MOTIFS (justification de la décision) (N.B. : mention ne figurant pas sur l’original)
SUR CE, LA COUR :
Sur la demande de jonction :
Certes, le premier juge a refusé de faire droit à la demande de jonction des deux affaires ayant donné lieu aux ordonnances rendues le 17 octobre 2016 et, en vertu de l'article 368 du code de procédure civile, cette décision est une mesure d'administration judiciaire non susceptible de recours.
Il n'en demeure pas moins que la cour, en application de l'article 367 du même code, peut à la demande des parties ou d'office ordonner la jonction de plusieurs instances pendantes devant elle s'il existe entre les litiges un lien tel qu'il est de l'intérêt d'une bonne justice de les faire instruire et juger ensemble.
Dans l'affaire ayant donné lieu à l'appel enregistré au rôle de la cour sous le n° 16/21157, la SAS TDI et la SARL SMV Distribution ont fait assigner la SAS Le Clézio Industrie sur le fondement de l'article L. 442-6-I-5° afin de voir juger que cette dernière a rompu brutalement et sans préavis suffisant les relations commerciales établies avec la SAS TDI en stoppant tous les abattages de dinde et en coupant tout accès à l'électricité et à l'épuration des eaux.
En cause d'appel, elles demandent à la cour de condamner solidairement la SAS Le Clézio Abattoir, la SAS Le Clézio Industrie et la SAS de traitement des eaux du Moulin de S. C. à rétablir dans les 24 heures de l'ordonnance rendue la mise à disposition ainsi qu'un accès libre et sans entrave au système d'épuration des eaux usées.
L'argumentation des requérantes, dans les deux affaires en examen, consiste à soutenir que la société Le Clezio industrie a menacé d'interdire puis interdit à la SAS TDI l'accès au local contenant le compteur électrique de cette dernière et privé celle-ci d'électricité dans le cadre d'une action concertée avec les autres sociétés du groupe Le Clézio visant à faire pression sur la société SMV Distribution, société faisant partie du même groupe que TDI, dans le litige l'opposant à la SAS Le Clézio Abattoir. Elles font également valoir que le rôle précis des trois sociétés intimées dans les ruptures des contrats qu'elles dénoncent comme relevant de l'article L. 442-6 du code de commerce sont indéterminés.

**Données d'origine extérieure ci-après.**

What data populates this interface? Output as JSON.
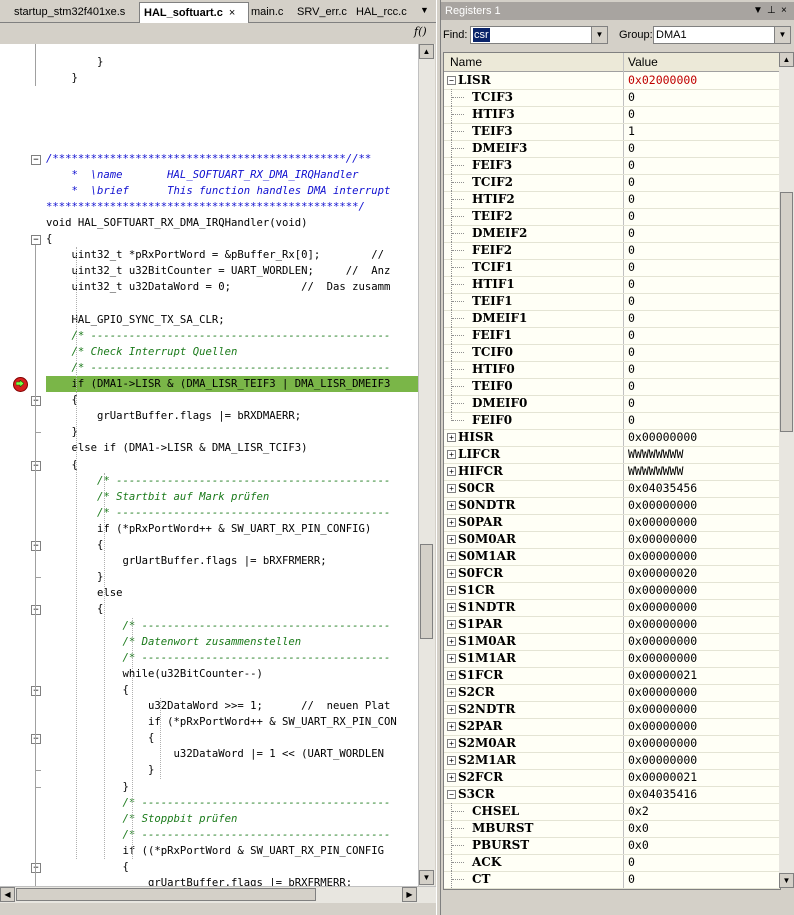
{
  "editor": {
    "tabs": [
      {
        "label": "startup_stm32f401xe.s",
        "active": false
      },
      {
        "label": "HAL_softuart.c",
        "active": true
      },
      {
        "label": "main.c",
        "active": false
      },
      {
        "label": "SRV_err.c",
        "active": false
      },
      {
        "label": "HAL_rcc.c",
        "active": false
      }
    ],
    "tab_close_glyph": "×",
    "tab_menu_glyph": "▼",
    "function_button": "f()",
    "code_lines": [
      {
        "text": "        }",
        "cls": ""
      },
      {
        "text": "    }",
        "cls": ""
      },
      {
        "text": "",
        "cls": ""
      },
      {
        "text": "",
        "cls": ""
      },
      {
        "text": "",
        "cls": ""
      },
      {
        "text": "",
        "cls": ""
      },
      {
        "text": "/**********************************************//**",
        "cls": "cb"
      },
      {
        "text": "    *  \\name       HAL_SOFTUART_RX_DMA_IRQHandler",
        "cls": "cb"
      },
      {
        "text": "    *  \\brief      This function handles DMA interrupt",
        "cls": "cb"
      },
      {
        "text": "*************************************************/",
        "cls": "cb"
      },
      {
        "text": "void HAL_SOFTUART_RX_DMA_IRQHandler(void)",
        "cls": ""
      },
      {
        "text": "{",
        "cls": ""
      },
      {
        "text": "    uint32_t *pRxPortWord = &pBuffer_Rx[0];        //",
        "cls": ""
      },
      {
        "text": "    uint32_t u32BitCounter = UART_WORDLEN;     //  Anz",
        "cls": ""
      },
      {
        "text": "    uint32_t u32DataWord = 0;           //  Das zusamm",
        "cls": ""
      },
      {
        "text": "",
        "cls": ""
      },
      {
        "text": "    HAL_GPIO_SYNC_TX_SA_CLR;",
        "cls": ""
      },
      {
        "text": "    /* -----------------------------------------------",
        "cls": "cm"
      },
      {
        "text": "    /* Check Interrupt Quellen",
        "cls": "cm"
      },
      {
        "text": "    /* -----------------------------------------------",
        "cls": "cm"
      },
      {
        "text": "    if (DMA1->LISR & (DMA_LISR_TEIF3 | DMA_LISR_DMEIF3",
        "cls": "hl"
      },
      {
        "text": "    {",
        "cls": ""
      },
      {
        "text": "        grUartBuffer.flags |= bRXDMAERR;",
        "cls": ""
      },
      {
        "text": "    }",
        "cls": ""
      },
      {
        "text": "    else if (DMA1->LISR & DMA_LISR_TCIF3)",
        "cls": ""
      },
      {
        "text": "    {",
        "cls": ""
      },
      {
        "text": "        /* -------------------------------------------",
        "cls": "cm"
      },
      {
        "text": "        /* Startbit auf Mark prüfen",
        "cls": "cm"
      },
      {
        "text": "        /* -------------------------------------------",
        "cls": "cm"
      },
      {
        "text": "        if (*pRxPortWord++ & SW_UART_RX_PIN_CONFIG)",
        "cls": ""
      },
      {
        "text": "        {",
        "cls": ""
      },
      {
        "text": "            grUartBuffer.flags |= bRXFRMERR;",
        "cls": ""
      },
      {
        "text": "        }",
        "cls": ""
      },
      {
        "text": "        else",
        "cls": ""
      },
      {
        "text": "        {",
        "cls": ""
      },
      {
        "text": "            /* ---------------------------------------",
        "cls": "cm"
      },
      {
        "text": "            /* Datenwort zusammenstellen",
        "cls": "cm"
      },
      {
        "text": "            /* ---------------------------------------",
        "cls": "cm"
      },
      {
        "text": "            while(u32BitCounter--)",
        "cls": ""
      },
      {
        "text": "            {",
        "cls": ""
      },
      {
        "text": "                u32DataWord >>= 1;      //  neuen Plat",
        "cls": ""
      },
      {
        "text": "                if (*pRxPortWord++ & SW_UART_RX_PIN_CON",
        "cls": ""
      },
      {
        "text": "                {",
        "cls": ""
      },
      {
        "text": "                    u32DataWord |= 1 << (UART_WORDLEN",
        "cls": ""
      },
      {
        "text": "                }",
        "cls": ""
      },
      {
        "text": "            }",
        "cls": ""
      },
      {
        "text": "            /* ---------------------------------------",
        "cls": "cm"
      },
      {
        "text": "            /* Stoppbit prüfen",
        "cls": "cm"
      },
      {
        "text": "            /* ---------------------------------------",
        "cls": "cm"
      },
      {
        "text": "            if ((*pRxPortWord & SW_UART_RX_PIN_CONFIG",
        "cls": ""
      },
      {
        "text": "            {",
        "cls": ""
      },
      {
        "text": "                grUartBuffer.flags |= bRXFRMERR;",
        "cls": ""
      }
    ]
  },
  "registers": {
    "title": "Registers 1",
    "title_buttons": [
      "▼",
      "⊥",
      "×"
    ],
    "find_label": "Find:",
    "find_value": "csr",
    "group_label": "Group:",
    "group_value": "DMA1",
    "col_name": "Name",
    "col_value": "Value",
    "rows": [
      {
        "name": "LISR",
        "value": "0x02000000",
        "level": 0,
        "exp": "−",
        "red": true
      },
      {
        "name": "TCIF3",
        "value": "0",
        "level": 1
      },
      {
        "name": "HTIF3",
        "value": "0",
        "level": 1
      },
      {
        "name": "TEIF3",
        "value": "1",
        "level": 1
      },
      {
        "name": "DMEIF3",
        "value": "0",
        "level": 1
      },
      {
        "name": "FEIF3",
        "value": "0",
        "level": 1
      },
      {
        "name": "TCIF2",
        "value": "0",
        "level": 1
      },
      {
        "name": "HTIF2",
        "value": "0",
        "level": 1
      },
      {
        "name": "TEIF2",
        "value": "0",
        "level": 1
      },
      {
        "name": "DMEIF2",
        "value": "0",
        "level": 1
      },
      {
        "name": "FEIF2",
        "value": "0",
        "level": 1
      },
      {
        "name": "TCIF1",
        "value": "0",
        "level": 1
      },
      {
        "name": "HTIF1",
        "value": "0",
        "level": 1
      },
      {
        "name": "TEIF1",
        "value": "0",
        "level": 1
      },
      {
        "name": "DMEIF1",
        "value": "0",
        "level": 1
      },
      {
        "name": "FEIF1",
        "value": "0",
        "level": 1
      },
      {
        "name": "TCIF0",
        "value": "0",
        "level": 1
      },
      {
        "name": "HTIF0",
        "value": "0",
        "level": 1
      },
      {
        "name": "TEIF0",
        "value": "0",
        "level": 1
      },
      {
        "name": "DMEIF0",
        "value": "0",
        "level": 1
      },
      {
        "name": "FEIF0",
        "value": "0",
        "level": 1,
        "last": true
      },
      {
        "name": "HISR",
        "value": "0x00000000",
        "level": 0,
        "exp": "+"
      },
      {
        "name": "LIFCR",
        "value": "WWWWWWWW",
        "level": 0,
        "exp": "+"
      },
      {
        "name": "HIFCR",
        "value": "WWWWWWWW",
        "level": 0,
        "exp": "+"
      },
      {
        "name": "S0CR",
        "value": "0x04035456",
        "level": 0,
        "exp": "+"
      },
      {
        "name": "S0NDTR",
        "value": "0x00000000",
        "level": 0,
        "exp": "+"
      },
      {
        "name": "S0PAR",
        "value": "0x00000000",
        "level": 0,
        "exp": "+"
      },
      {
        "name": "S0M0AR",
        "value": "0x00000000",
        "level": 0,
        "exp": "+"
      },
      {
        "name": "S0M1AR",
        "value": "0x00000000",
        "level": 0,
        "exp": "+"
      },
      {
        "name": "S0FCR",
        "value": "0x00000020",
        "level": 0,
        "exp": "+"
      },
      {
        "name": "S1CR",
        "value": "0x00000000",
        "level": 0,
        "exp": "+"
      },
      {
        "name": "S1NDTR",
        "value": "0x00000000",
        "level": 0,
        "exp": "+"
      },
      {
        "name": "S1PAR",
        "value": "0x00000000",
        "level": 0,
        "exp": "+"
      },
      {
        "name": "S1M0AR",
        "value": "0x00000000",
        "level": 0,
        "exp": "+"
      },
      {
        "name": "S1M1AR",
        "value": "0x00000000",
        "level": 0,
        "exp": "+"
      },
      {
        "name": "S1FCR",
        "value": "0x00000021",
        "level": 0,
        "exp": "+"
      },
      {
        "name": "S2CR",
        "value": "0x00000000",
        "level": 0,
        "exp": "+"
      },
      {
        "name": "S2NDTR",
        "value": "0x00000000",
        "level": 0,
        "exp": "+"
      },
      {
        "name": "S2PAR",
        "value": "0x00000000",
        "level": 0,
        "exp": "+"
      },
      {
        "name": "S2M0AR",
        "value": "0x00000000",
        "level": 0,
        "exp": "+"
      },
      {
        "name": "S2M1AR",
        "value": "0x00000000",
        "level": 0,
        "exp": "+"
      },
      {
        "name": "S2FCR",
        "value": "0x00000021",
        "level": 0,
        "exp": "+"
      },
      {
        "name": "S3CR",
        "value": "0x04035416",
        "level": 0,
        "exp": "−"
      },
      {
        "name": "CHSEL",
        "value": "0x2",
        "level": 1
      },
      {
        "name": "MBURST",
        "value": "0x0",
        "level": 1
      },
      {
        "name": "PBURST",
        "value": "0x0",
        "level": 1
      },
      {
        "name": "ACK",
        "value": "0",
        "level": 1
      },
      {
        "name": "CT",
        "value": "0",
        "level": 1
      }
    ]
  },
  "colors": {
    "highlight": "#7ab648",
    "comment": "#1a7a1a",
    "doc_comment": "#1010d0",
    "changed_value": "#c00000"
  }
}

Au vu des demandes des requérantes, de leur argumentaire et du fondement juridique de leur action, l'instance engagée par la SAS TDI et la SARL SMV Distribution contre la SAS Le Clézio Industrie, sans préjuger en rien de ses chances de succès, présente un lien avec celle introduite contre les SASU Le Clézio Abattoir et société de traitement des eaux du Moulin de S. C., de sorte qu'il est de l'intérêt d'une bonne administration de la justice d'ordonner la jonction de l'affaire 16/21157 avec l'affaire 16/21155.
Sur les demandes fondées sur l'article L. 442-6 du code de commerce :
L'article L. 442-6-I du code de commerce dispose :
« Engage la responsabilité de son auteur et l'oblige à réparer le préjudice causé le fait, par tout producteur, commerçant, industriel ou personne immatriculée au répertoire des métiers :
5° De rompre brutalement, même partiellement, une relation commerciale établie, sans préavis écrit tenant compte de la durée de la relation commerciale et respectant la durée minimale de préavis déterminée, en référence aux usages du commerce, par des accords interprofessionnels. Lorsque la relation commerciale porte sur la fourniture de produits sous marque de distributeur, la durée minimale de préavis est double de celle qui serait applicable si le produit n'était pas fourni sous marque de distributeur. A défaut de tels accords, des arrêtés du ministre chargé de l'économie peuvent, pour chaque catégorie de produits, fixer, en tenant compte des usages du commerce, un délai minimum de préavis et encadrer les conditions de rupture des relations commerciales, notamment en fonction de leur durée. Les dispositions qui précèdent ne font pas obstacle à la faculté de résiliation sans préavis, en cas d'inexécution par l'autre partie de ses obligations ou en cas de force majeure. »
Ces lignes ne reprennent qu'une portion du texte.